Bitcoin’s price has recently surged beyond $87,000, reflecting a continuation of bullish momentum in the cryptocurrency market.
This rally follows the Federal Reserve’s announcement to significantly slow its quantitative tightening (QT) program. Starting in April 2025, the Fed will reduce its monthly Treasury sales cap from $25 billion to $5 billion, signaling a shift in monetary policy that has positively impacted risk assets like Bitcoin.
The Federal Reserve’s decision to maintain interest rates within the 4.25%-4.5% range and project two rate cuts later in 2025 has further fueled investor confidence. Bitcoin’s trading volume has reached approximately $31.85 billion in the past 24 hours, with its market capitalization now standing at $1.73 trillion.

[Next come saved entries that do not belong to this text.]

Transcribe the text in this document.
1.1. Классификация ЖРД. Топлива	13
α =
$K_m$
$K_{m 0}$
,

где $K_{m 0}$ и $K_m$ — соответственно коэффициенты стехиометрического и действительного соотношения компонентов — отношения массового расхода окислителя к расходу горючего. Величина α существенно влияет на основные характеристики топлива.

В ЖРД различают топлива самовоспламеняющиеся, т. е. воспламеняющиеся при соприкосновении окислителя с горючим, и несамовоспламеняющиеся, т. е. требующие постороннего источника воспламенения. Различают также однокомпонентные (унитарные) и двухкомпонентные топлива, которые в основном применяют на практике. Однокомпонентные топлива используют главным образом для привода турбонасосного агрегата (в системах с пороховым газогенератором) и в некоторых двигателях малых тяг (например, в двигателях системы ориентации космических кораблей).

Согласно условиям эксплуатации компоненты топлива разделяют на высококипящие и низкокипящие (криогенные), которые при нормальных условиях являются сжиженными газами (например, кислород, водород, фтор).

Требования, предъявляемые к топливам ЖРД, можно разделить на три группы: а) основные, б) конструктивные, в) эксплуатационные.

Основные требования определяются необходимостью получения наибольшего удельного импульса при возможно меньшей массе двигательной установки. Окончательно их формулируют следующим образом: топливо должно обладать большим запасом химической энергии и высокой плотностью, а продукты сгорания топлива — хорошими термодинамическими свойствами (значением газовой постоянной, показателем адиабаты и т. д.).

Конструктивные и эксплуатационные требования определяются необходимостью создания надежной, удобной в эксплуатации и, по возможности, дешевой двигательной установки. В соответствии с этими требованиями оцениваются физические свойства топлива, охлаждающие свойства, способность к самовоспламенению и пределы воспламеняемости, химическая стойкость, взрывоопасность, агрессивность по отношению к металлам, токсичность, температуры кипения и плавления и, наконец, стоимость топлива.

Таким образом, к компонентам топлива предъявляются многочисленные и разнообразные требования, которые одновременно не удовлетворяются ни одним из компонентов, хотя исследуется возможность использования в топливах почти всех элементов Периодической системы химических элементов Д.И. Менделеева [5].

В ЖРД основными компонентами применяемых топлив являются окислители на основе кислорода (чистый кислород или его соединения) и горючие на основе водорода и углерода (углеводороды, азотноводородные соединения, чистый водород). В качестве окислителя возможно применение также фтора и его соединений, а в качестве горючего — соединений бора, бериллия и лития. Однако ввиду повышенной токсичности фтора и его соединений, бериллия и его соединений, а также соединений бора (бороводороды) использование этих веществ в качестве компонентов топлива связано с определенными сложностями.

These figures underscore Bitcoin’s dominance and its role as a hedge against economic uncertainty. Market analysts attribute the price surge to a combination of factors, including institutional accumulation and renewed interest in Bitcoin-focused exchange-traded funds (ETFs).
For instance, MicroStrategy recently added 6,911 BTC to its holdings, amounting to a purchase of approximately $584.1 million. Additionally, net inflows into Bitcoin ETFs have reversed a five-week trend of outflows, further supporting the bullish sentiment.
The surge has also impacted the futures market, with open interest reaching a record $32 billion. While this indicates heightened market activity, it also raises the risk of volatility. Analysts caution that overleveraged positions could lead to sharp corrections if momentum falters.
From a technical perspective, Bitcoin has broken out of a two-month consolidation phase, with traders eyeing potential price targets between $90,000 and $95,000. Key support levels are identified at $86,822, and maintaining price action above this threshold could attract additional buying pressure.